A review by archytas
Body Friend by Katherine Brabon

challenging mysterious reflective slow-paced
  • Plot- or character-driven? Character
  • Strong character development? It's complicated
  • Loveable characters? It's complicated
  • Diverse cast of characters? No
  • Flaws of characters a main focus? It's complicated

4.5

"With others, we become alternative versions of ourselves. We become so many people when we walk out the door, when we face the street and see our friends and talk to strangers and colleagues and speak to our loved ones and then again when we lie down at night. I am all of them. And this has always been the difficulty."

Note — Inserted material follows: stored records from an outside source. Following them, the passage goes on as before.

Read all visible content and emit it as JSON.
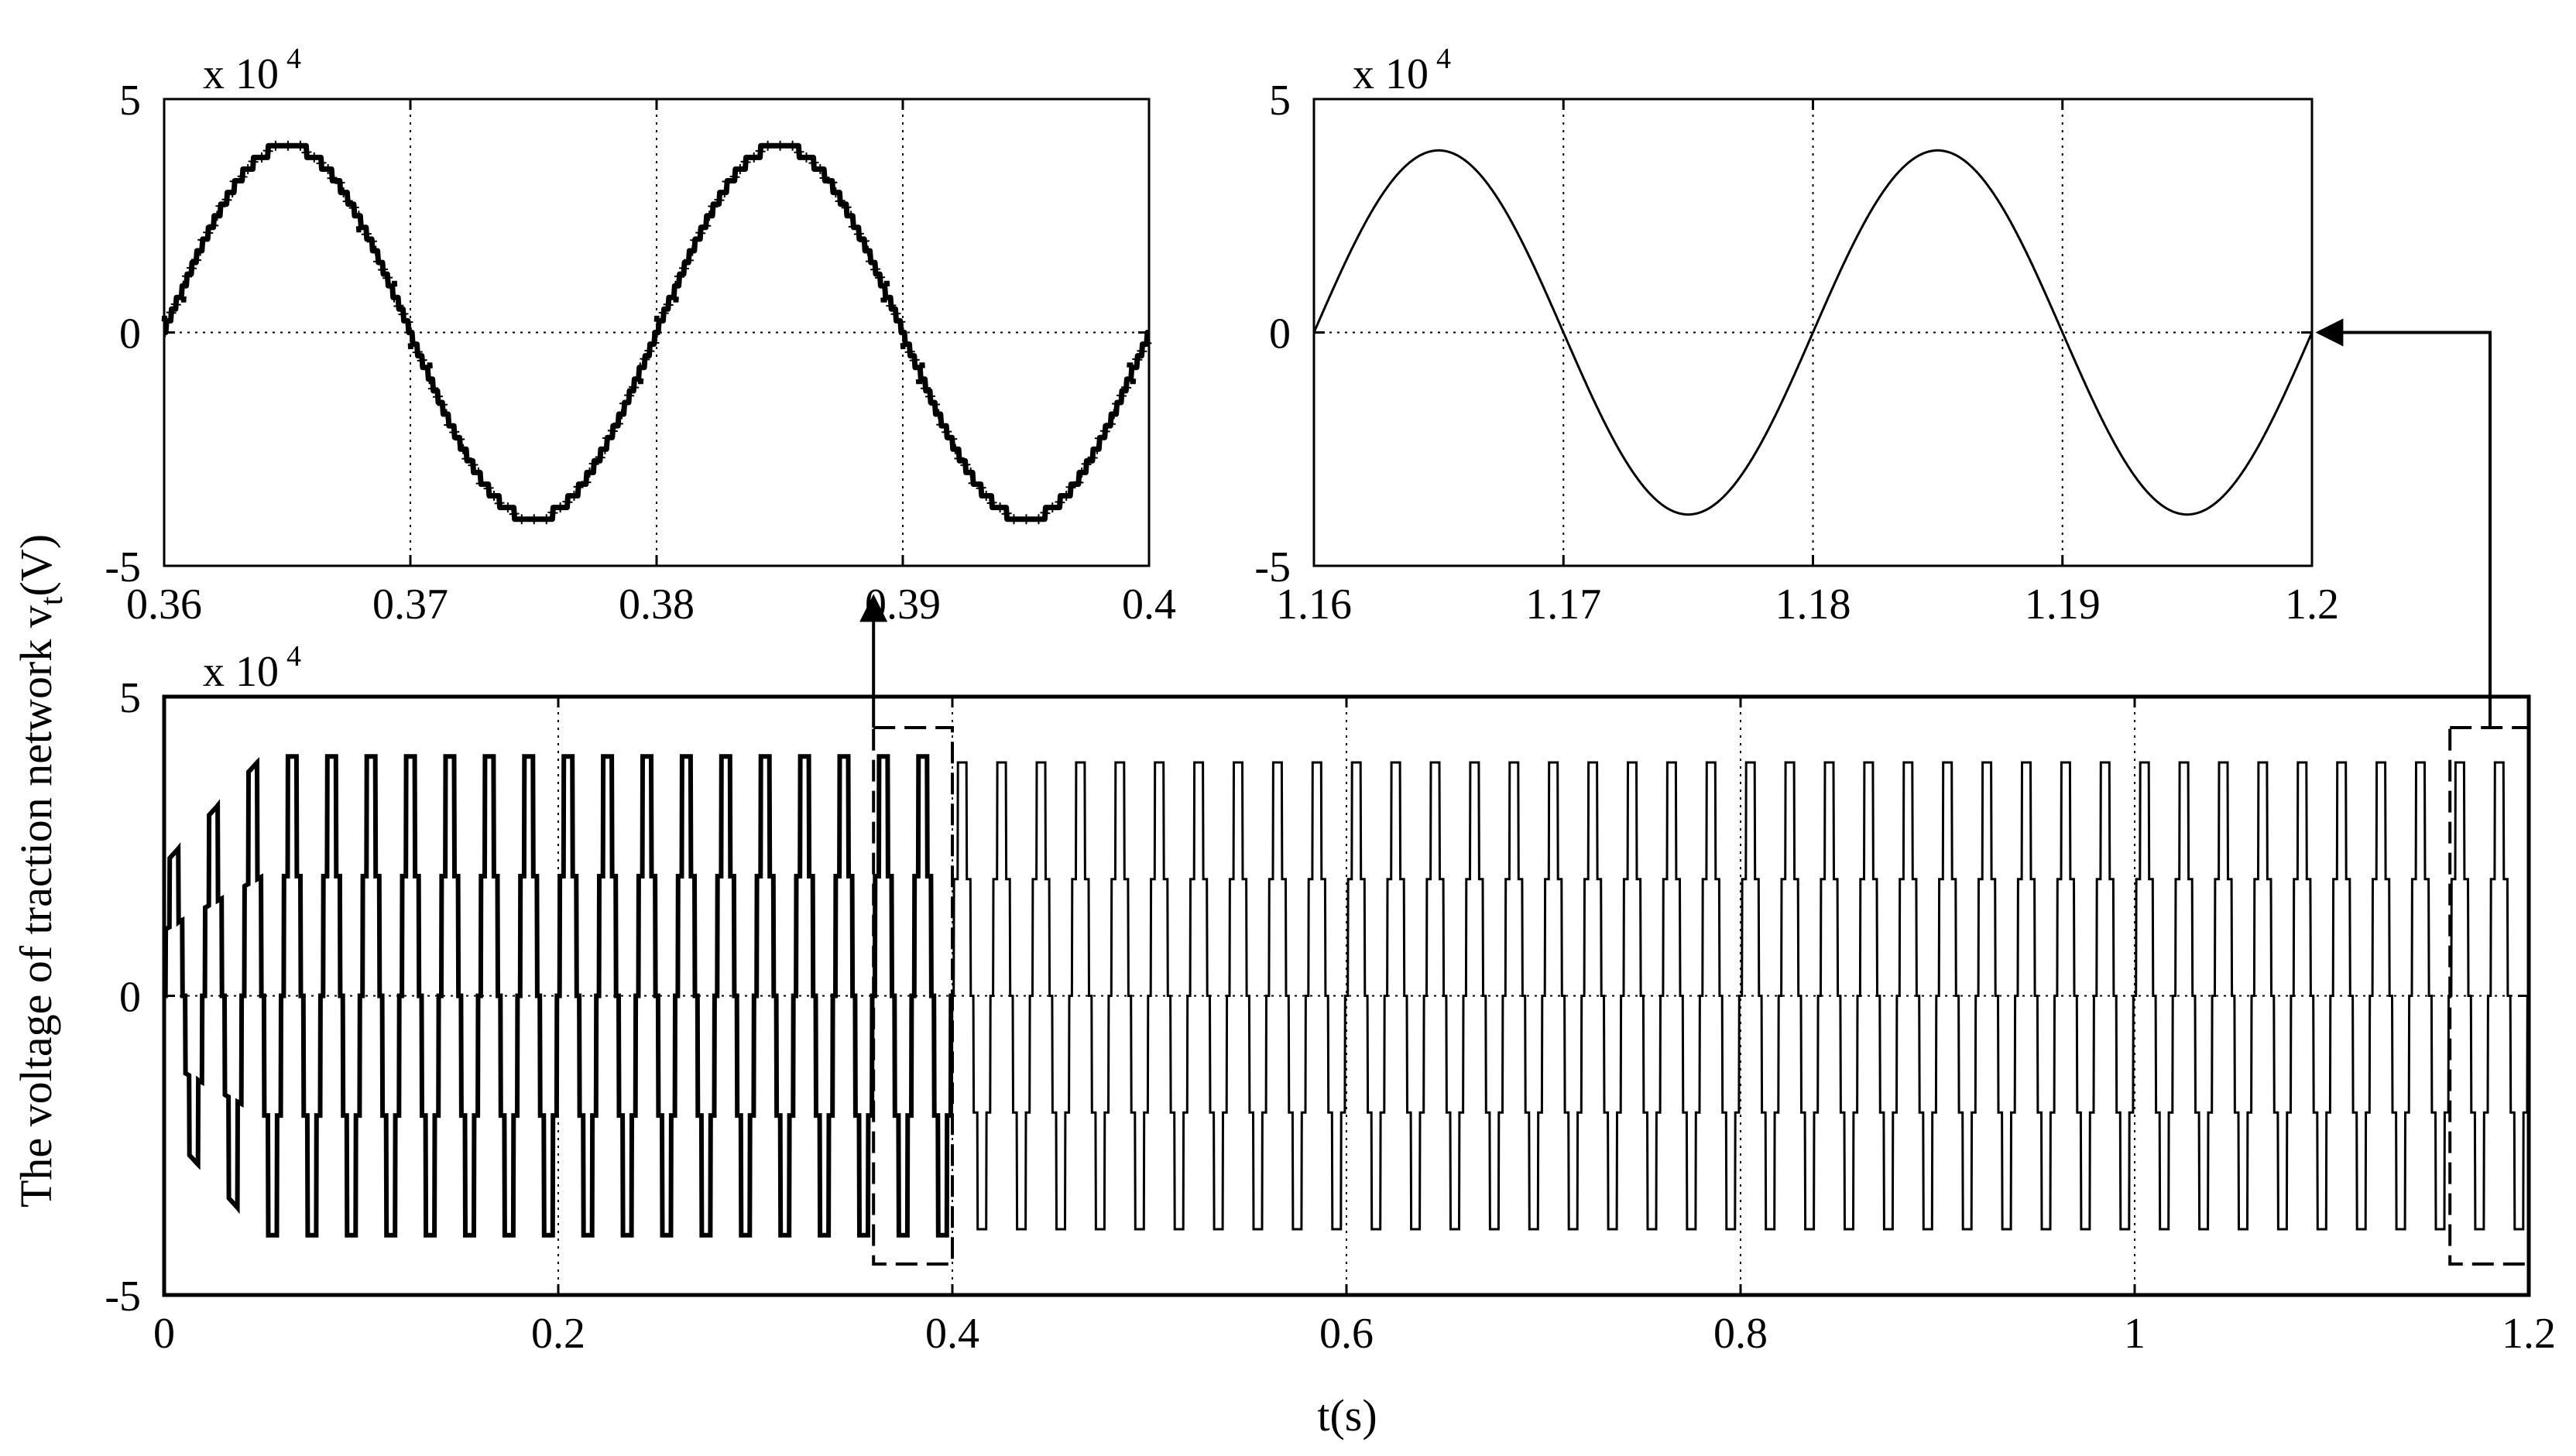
{
  "figure": {
    "ylabel_main": "The voltage of traction network v",
    "ylabel_sub": "t",
    "ylabel_unit": "(V)",
    "xlabel": "t(s)"
  },
  "chart_data": [
    {
      "id": "zoom-left",
      "type": "line",
      "xlim": [
        0.36,
        0.4
      ],
      "ylim": [
        -50000,
        50000
      ],
      "x_ticks": [
        0.36,
        0.37,
        0.38,
        0.39,
        0.4
      ],
      "x_tick_labels": [
        "0.36",
        "0.37",
        "0.38",
        "0.39",
        "0.4"
      ],
      "y_ticks": [
        -50000,
        0,
        50000
      ],
      "y_tick_labels": [
        "-5",
        "0",
        "5"
      ],
      "y_multiplier": {
        "base": "x 10",
        "exp": "4"
      },
      "grid": true,
      "series": [
        {
          "amplitude": 40000,
          "frequency_hz": 50,
          "phase_rad": 0,
          "staircase_step": 2500,
          "line": "thick-black"
        }
      ]
    },
    {
      "id": "zoom-right",
      "type": "line",
      "xlim": [
        1.16,
        1.2
      ],
      "ylim": [
        -50000,
        50000
      ],
      "x_ticks": [
        1.16,
        1.17,
        1.18,
        1.19,
        1.2
      ],
      "x_tick_labels": [
        "1.16",
        "1.17",
        "1.18",
        "1.19",
        "1.2"
      ],
      "y_ticks": [
        -50000,
        0,
        50000
      ],
      "y_tick_labels": [
        "-5",
        "0",
        "5"
      ],
      "y_multiplier": {
        "base": "x 10",
        "exp": "4"
      },
      "grid": true,
      "series": [
        {
          "amplitude": 39000,
          "frequency_hz": 50,
          "phase_rad": 0,
          "staircase_step": 0,
          "line": "thin-black"
        }
      ]
    },
    {
      "id": "main",
      "type": "line",
      "xlim": [
        0,
        1.2
      ],
      "ylim": [
        -50000,
        50000
      ],
      "x_ticks": [
        0,
        0.2,
        0.4,
        0.6,
        0.8,
        1,
        1.2
      ],
      "x_tick_labels": [
        "0",
        "0.2",
        "0.4",
        "0.6",
        "0.8",
        "1",
        "1.2"
      ],
      "y_ticks": [
        -50000,
        0,
        50000
      ],
      "y_tick_labels": [
        "-5",
        "0",
        "5"
      ],
      "y_multiplier": {
        "base": "x 10",
        "exp": "4"
      },
      "grid": true,
      "series": [
        {
          "segments": [
            {
              "t_start": 0,
              "t_end": 0.4,
              "amplitude": 40000,
              "frequency_hz": 50,
              "line": "thick-black"
            },
            {
              "t_start": 0.4,
              "t_end": 1.2,
              "amplitude": 39000,
              "frequency_hz": 50,
              "line": "thin-black"
            }
          ]
        }
      ],
      "zoom_regions": [
        {
          "x_start": 0.36,
          "x_end": 0.4,
          "target": "zoom-left"
        },
        {
          "x_start": 1.16,
          "x_end": 1.2,
          "target": "zoom-right"
        }
      ]
    }
  ]
}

This book won me over gradually. At first, it appears wholly too much on the nose. Our unnamed protagonist, following a joint replacement which eases her pain but does not cure her condition, meets two women uncannily like her, who have diametrically opposed ways of responding to chronic pain. Frida (yes, really) pushes our protagonist relentlessly into the stimulation of water exercise, pushing her to embrace her body and build its strength. Sylvia (yep, Plath quotes abound) encourages her to endless retreat and rest. Even our protagonist is unsure these women are real, we care less. Since they are metaphorical in some sense, our protagonist's unease is just about how metaphorical she is.
However, as the story and the writing progressed, I found myself drawn in. Not by the story, which is skeletal, but because Brabon has such resonant explorations within this obvious construct. She explores the tensions between activity and repose, courage and safety, stimulation and reflection. She also covers the ineffable experience of simply being in pain, despite whatever you do, and the complexity of human response to not being in control.
But it is her gentle exploration of the ways in which we lose ourselves to others that is the most unexpected. The woman tries to be what Frida and Sylvia want her to be, but also what her partner, colleagues and family want from her. She is attracted to others because she wants to be them, or like them. She struggles to assert herself in ways that are not refusal and even to understand herself. The closer the friendship, the harder it becomes to draw the lines. This is subtly shaded by the competitiveness she also feels with others close to her. This is very human and is celebrated just as its limitations are explored.
It seems inevitable that the book will conclude with an epiphany that both Sylvia and Frida are necessary. Brabon, however, calls us out on that assumption at the perfect point in the unfurling/unravelling, firmly centring the book as one which explores, not judges or summarises: "such formulations would have felt like an intolerable violence to me, a piercing and pinning down of story and logic, narrative and symbolism when none of it resembled what it felt like."